The paradigm of Good Living, focused on caring for life, will not only entail the implementation of alternative economic, social and political proposals, but will also provide an ethical, aesthetic, cultural and identity basis to the propulsion of emancipatory education proposals that free us from the oppressive clutches, in turn releasing our human potential and skills; to critical educational processes that boost creativity and individual thinking and are based more on the learning to be obtained that on the teaching to pass on; to processes that encourage dialogue as a way of constructing and reconstructing knowledge; to processes that stimulate awareness to perceive dimensions that go beyond our rationality; as well as processes of socialisation, meeting, awareness, discovery, identification and recogition of identities. Multiple, diverse, planned or never-before-seen processes; formal, non-formal, informal. Educational processes that are essentially linked to life, its dilemmas and challenges.

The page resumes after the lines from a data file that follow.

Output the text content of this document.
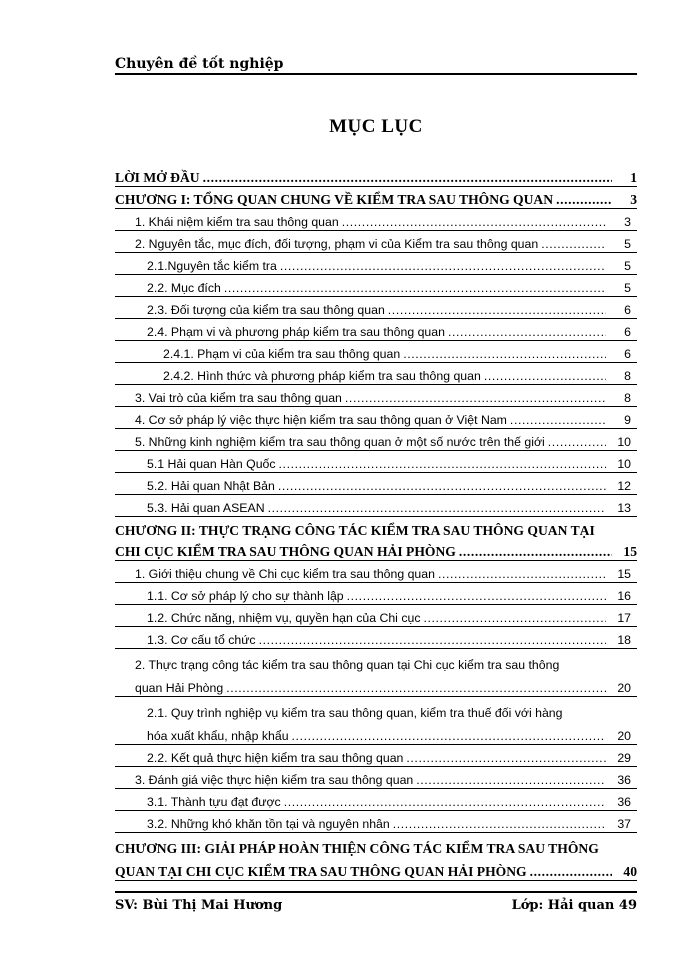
Chuyên đề tốt nghiệp
MỤC LỤC
LỜI MỞ ĐẦU .....	1
CHƯƠNG I: TỔNG QUAN CHUNG VỀ KIỂM TRA SAU THÔNG QUAN .....	3
1. Khái niệm kiểm tra sau thông quan .....	3
2. Nguyên tắc, mục đích, đối tượng, phạm vi của Kiểm tra sau thông quan .....	5
2.1.Nguyên tắc kiểm tra .....	5
2.2. Mục đích .....	5
2.3. Đối tượng của kiểm tra sau thông quan .....	6
2.4. Phạm vi và phương pháp kiểm tra sau thông quan .....	6
2.4.1. Phạm vi của kiểm tra sau thông quan .....	6
2.4.2. Hình thức và phương pháp kiểm tra sau thông quan .....	8
3. Vai trò của kiểm tra sau thông quan .....	8
4. Cơ sở pháp lý việc thực hiện kiểm tra sau thông quan ở Việt Nam .....	9
5. Những kinh nghiệm kiểm tra sau thông quan ở một số nước trên thế giới .....	10
5.1 Hải quan Hàn Quốc .....	10
5.2. Hải quan Nhật Bản .....	12
5.3. Hải quan ASEAN .....	13
CHƯƠNG II: THỰC TRẠNG CÔNG TÁC KIỂM TRA SAU THÔNG QUAN TẠI
CHI CỤC KIỂM TRA SAU THÔNG QUAN HẢI PHÒNG .....	15
1. Giới thiệu chung về Chi cục kiểm tra sau thông quan .....	15
1.1. Cơ sở pháp lý cho sự thành lập .....	16
1.2. Chức năng, nhiệm vụ, quyền hạn của Chi cục .....	17
1.3. Cơ cấu tổ chức .....	18
2. Thực trạng công tác kiểm tra sau thông quan tại Chi cục kiểm tra sau thông
quan Hải Phòng .....	20
2.1. Quy trình nghiệp vụ kiểm tra sau thông quan, kiểm tra thuế đối với hàng
hóa xuất khẩu, nhập khẩu .....	20
2.2. Kết quả thực hiện kiểm tra sau thông quan .....	29
3. Đánh giá việc thực hiện kiểm tra sau thông quan .....	36
3.1. Thành tựu đạt được .....	36
3.2. Những khó khăn tồn tại và nguyên nhân .....	37
CHƯƠNG III: GIẢI PHÁP HOÀN THIỆN CÔNG TÁC KIỂM TRA SAU THÔNG
QUAN TẠI CHI CỤC KIỂM TRA SAU THÔNG QUAN HẢI PHÒNG .....	40
SV: Bùi Thị Mai Hương	Lớp: Hải quan 49
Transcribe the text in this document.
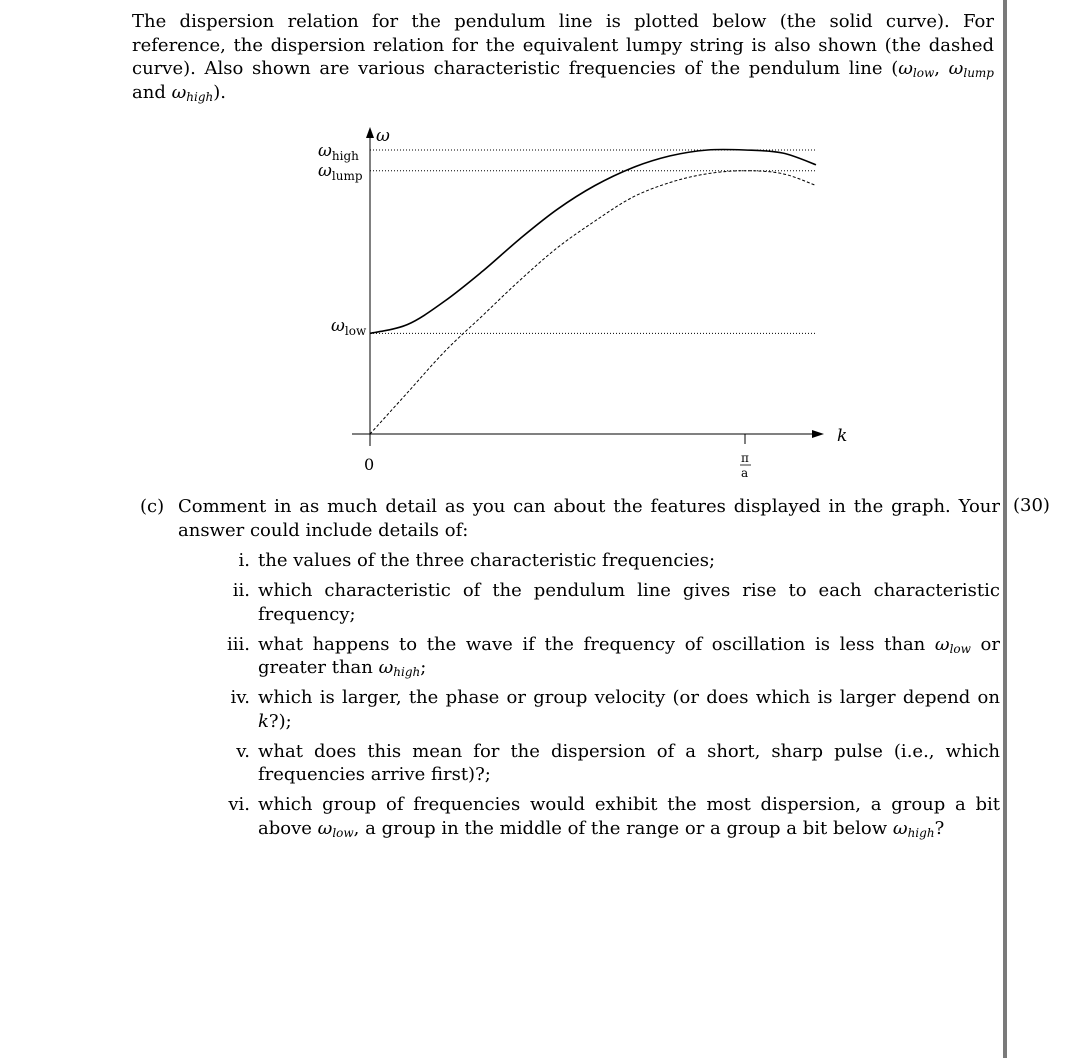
The dispersion relation for the pendulum line is plotted below (the solid curve). For reference, the dispersion relation for the equivalent lumpy string is also shown (the dashed curve). Also shown are various characteristic frequencies of the pendulum line ($\omega_{low}$, $\omega_{lump}$ and $\omega_{high}$).

ω
k
0	π
a
$\omega_{high}$
$\omega_{lump}$
$\omega_{low}$
(c) Comment in as much detail as you can about the features displayed in the graph. Your answer could include details of:
i. the values of the three characteristic frequencies;
ii. which characteristic of the pendulum line gives rise to each characteristic frequency;
iii. what happens to the wave if the frequency of oscillation is less than $\omega_{low}$ or greater than $\omega_{high}$;
iv. which is larger, the phase or group velocity (or does which is larger depend on k?);
v. what does this mean for the dispersion of a short, sharp pulse (i.e., which frequencies arrive first)?;
vi. which group of frequencies would exhibit the most dispersion, a group a bit above $\omega_{low}$, a group in the middle of the range or a group a bit below $\omega_{high}$?
(30)
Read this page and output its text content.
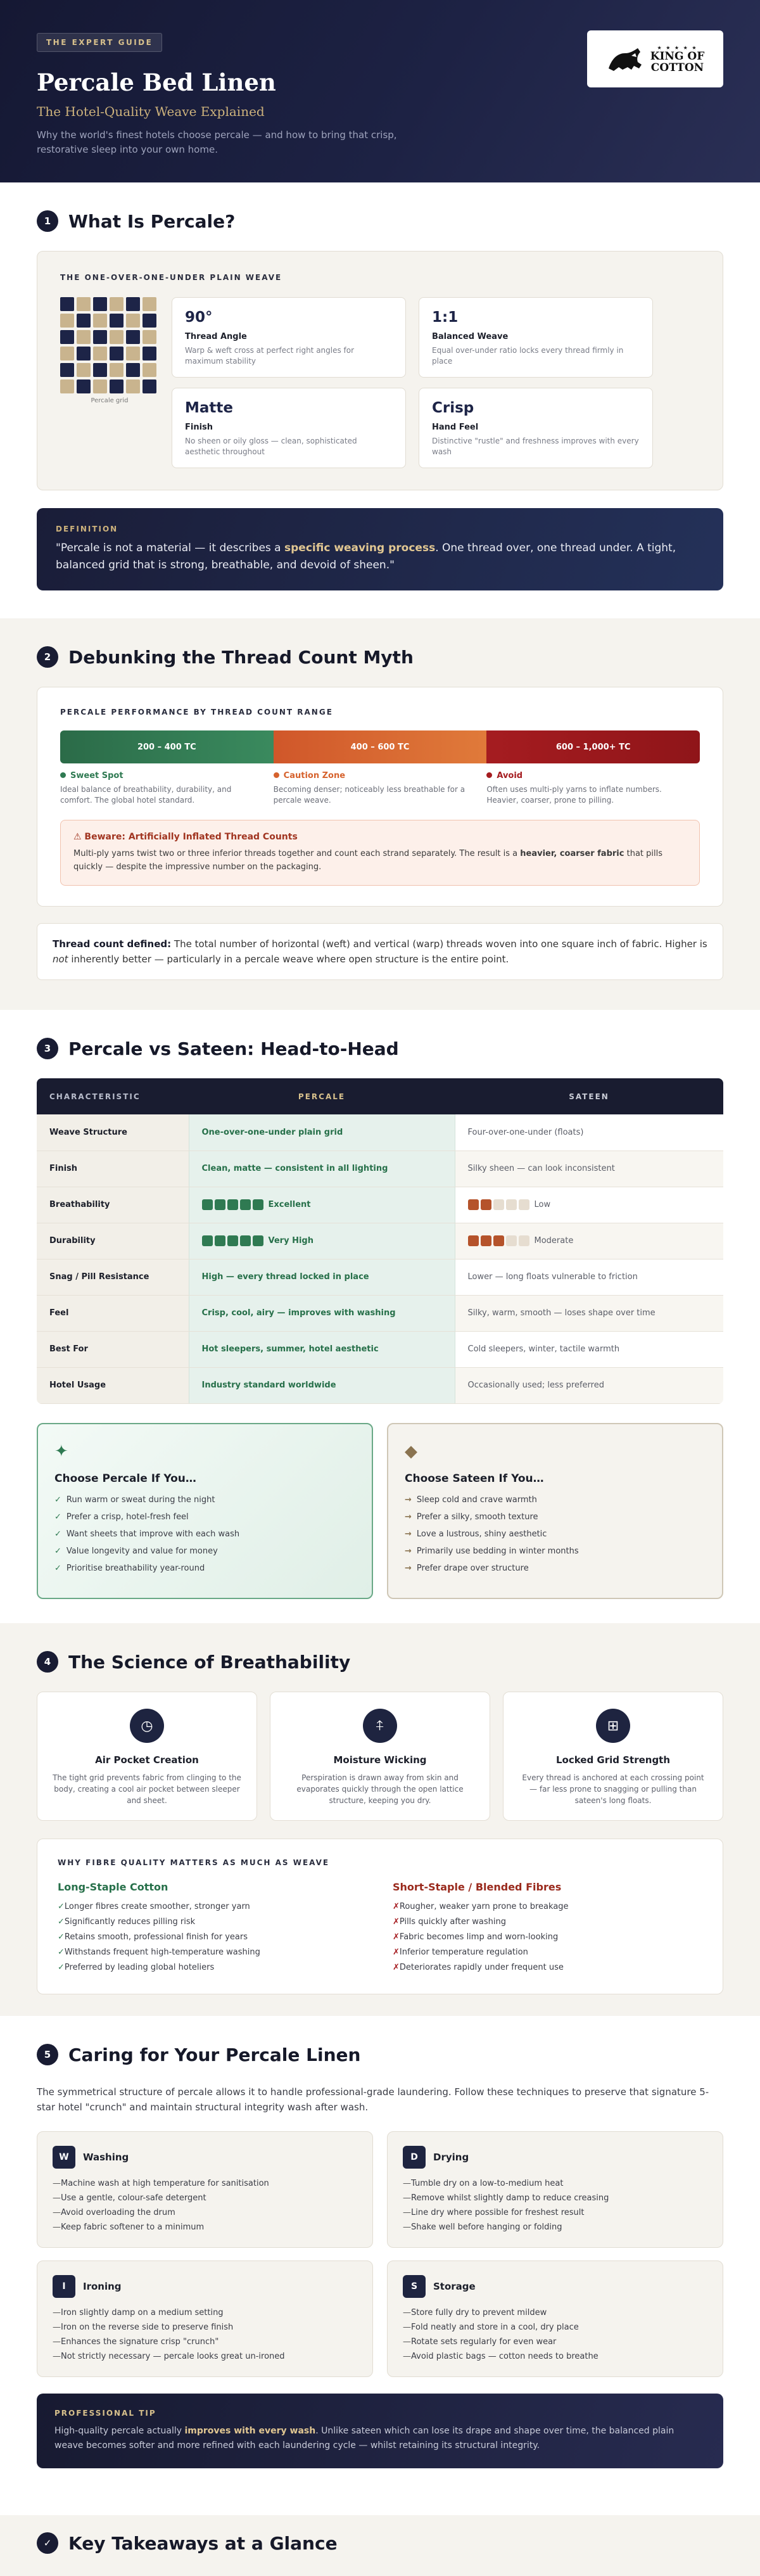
THE EXPERT GUIDE
Percale Bed Linen
The Hotel-Quality Weave Explained
Why the world's finest hotels choose percale — and how to bring that crisp, restorative sleep into your own home.
★ ★ ★ ★ ★
KING OF
COTTON
1 What Is Percale?
THE ONE-OVER-ONE-UNDER PLAIN WEAVE
Percale grid
90°
Thread Angle
Warp & weft cross at perfect right angles for maximum stability
1:1
Balanced Weave
Equal over-under ratio locks every thread firmly in place
Matte
Finish
No sheen or oily gloss — clean, sophisticated aesthetic throughout
Crisp
Hand Feel
Distinctive "rustle" and freshness improves with every wash
DEFINITION
"Percale is not a material — it describes a specific weaving process. One thread over, one thread under. A tight, balanced grid that is strong, breathable, and devoid of sheen."
2 Debunking the Thread Count Myth
PERCALE PERFORMANCE BY THREAD COUNT RANGE
200 – 400 TC	400 – 600 TC	600 – 1,000+ TC
Sweet Spot
Ideal balance of breathability, durability, and comfort. The global hotel standard.
Caution Zone
Becoming denser; noticeably less breathable for a percale weave.
Avoid
Often uses multi-ply yarns to inflate numbers. Heavier, coarser, prone to pilling.
⚠ Beware: Artificially Inflated Thread Counts
Multi-ply yarns twist two or three inferior threads together and count each strand separately. The result is a heavier, coarser fabric that pills quickly — despite the impressive number on the packaging.
Thread count defined: The total number of horizontal (weft) and vertical (warp) threads woven into one square inch of fabric. Higher is not inherently better — particularly in a percale weave where open structure is the entire point.
3 Percale vs Sateen: Head-to-Head
CHARACTERISTIC	PERCALE	SATEEN
Weave Structure	One-over-one-under plain grid	Four-over-one-under (floats)
Finish	Clean, matte — consistent in all lighting	Silky sheen — can look inconsistent
Breathability	Excellent	Low
Durability	Very High	Moderate
Snag / Pill Resistance	High — every thread locked in place	Lower — long floats vulnerable to friction
Feel	Crisp, cool, airy — improves with washing	Silky, warm, smooth — loses shape over time
Best For	Hot sleepers, summer, hotel aesthetic	Cold sleepers, winter, tactile warmth
Hotel Usage	Industry standard worldwide	Occasionally used; less preferred
✦
Choose Percale If You…
✓ Run warm or sweat during the night
✓ Prefer a crisp, hotel-fresh feel
✓ Want sheets that improve with each wash
✓ Value longevity and value for money
✓ Prioritise breathability year-round
◆
Choose Sateen If You…
→ Sleep cold and crave warmth
→ Prefer a silky, smooth texture
→ Love a lustrous, shiny aesthetic
→ Primarily use bedding in winter months
→ Prefer drape over structure
4 The Science of Breathability
◷
Air Pocket Creation

The tight grid prevents fabric from clinging to the body, creating a cool air pocket between sleeper and sheet.

⍏
Moisture Wicking

Perspiration is drawn away from skin and evaporates quickly through the open lattice structure, keeping you dry.

⊞
Locked Grid Strength

Every thread is anchored at each crossing point — far less prone to snagging or pulling than sateen's long floats.

WHY FIBRE QUALITY MATTERS AS MUCH AS WEAVE
Long-Staple Cotton
✓Longer fibres create smoother, stronger yarn
✓Significantly reduces pilling risk
✓Retains smooth, professional finish for years
✓Withstands frequent high-temperature washing
✓Preferred by leading global hoteliers
Short-Staple / Blended Fibres
✗Rougher, weaker yarn prone to breakage
✗Pills quickly after washing
✗Fabric becomes limp and worn-looking
✗Inferior temperature regulation
✗Deteriorates rapidly under frequent use
5 Caring for Your Percale Linen
The symmetrical structure of percale allows it to handle professional-grade laundering. Follow these techniques to preserve that signature 5-star hotel "crunch" and maintain structural integrity wash after wash.
W	Washing
—Machine wash at high temperature for sanitisation
—Use a gentle, colour-safe detergent
—Avoid overloading the drum
—Keep fabric softener to a minimum
D	Drying
—Tumble dry on a low-to-medium heat
—Remove whilst slightly damp to reduce creasing
—Line dry where possible for freshest result
—Shake well before hanging or folding
I	Ironing
—Iron slightly damp on a medium setting
—Iron on the reverse side to preserve finish
—Enhances the signature crisp "crunch"
—Not strictly necessary — percale looks great un-ironed
S	Storage
—Store fully dry to prevent mildew
—Fold neatly and store in a cool, dry place
—Rotate sets regularly for even wear
—Avoid plastic bags — cotton needs to breathe
PROFESSIONAL TIP
High-quality percale actually improves with every wash. Unlike sateen which can lose its drape and shape over time, the balanced plain weave becomes softer and more refined with each laundering cycle — whilst retaining its structural integrity.
✓ Key Takeaways at a Glance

This is why we wanted this edition of the journal to focus on exploring different dimensions and perspectives linked to the relationship between Good Living and Education. And we have had the privilege of encountering countless voices and outlooks that will undoubtedly help stimulate our thoughts and daily endeavours.
We wanted to specially dedicate this edition to a beloved Peruvian popular educator and philosopher, ALFONSO IBÁÑEZ IZQUIERDO, who in his thought and deed knew how to identify and passionately convey the key dimensions of issues that emerge between philosophy and education. He sadly passed away on 6 April this year, leaving behind a vast intellectual oeuvre that will prove essential for further research and advocacy among those seeking to build a critical and utopian framework of thinking anchored in our realities. This edition, which will reach numerous countries and has significant contributions from different corners of the world, is in honour of Alfonso because his utopian dream impelled him to examine, as he usually did, the different dimensions of Good Living or Living Well as an existential outlook towards which and from which to build another possible world, thus indulging us through his papers and contributions that he presented at events and in dialogues with a fascinating and empowering challenge to encourage us to carry out our educational work with ever more coherence and meaning.
We have included an insightful overview of his life and work that will no doubt spark interest in discovering more of his writing. Alfonso’s ethical and political-pedagogical ambitions will land on fertile ground to permeate our own actions and reflections, which is precisely what is sought through this edition of the International Journal for Global and Development Research.
Óscar Jara and Editorial Board
[1] Mesa, Manuela (2014): – Precedentes y Evolución de la Educación Para el Desarrollo: Un Modelo de Cinco Generaciones, in: Revista digital Sinergia, Diálogos educativos para a transformação social, # 1 diciembre 2014. pp. 24-56 http://www.sinergiased.org/, Lisboa, Fundação Gonçalo da Silveira.
[2] Mejía, Marco Raúl (2012): Las búsquedas del pensamiento propio desde el Buen Vivir y la Educación Popular: urgencias de la educación latinoamericana, Rev. Educación y Ciudad n. 23 p. 13, Bogotá, IDEP.
[3] UNESCO (1996): La Educación encierra un Tesoro. Paris.
UNESCO 2015 “Replantear la educación. ¿Hacia un bien común mundial?”: http://unesdoc.unesco.org/images/0023/002326/232697s.pdf
[4] UNESCO, BM, UNFPA, PNUD, ONU Mujeres, ACNUR (2015): Educación 2030, Declaración de Incheon, Corea hacia una educación inclusiva y equitativa de calidad y un aprendizaje a lo largo de la vida para todos.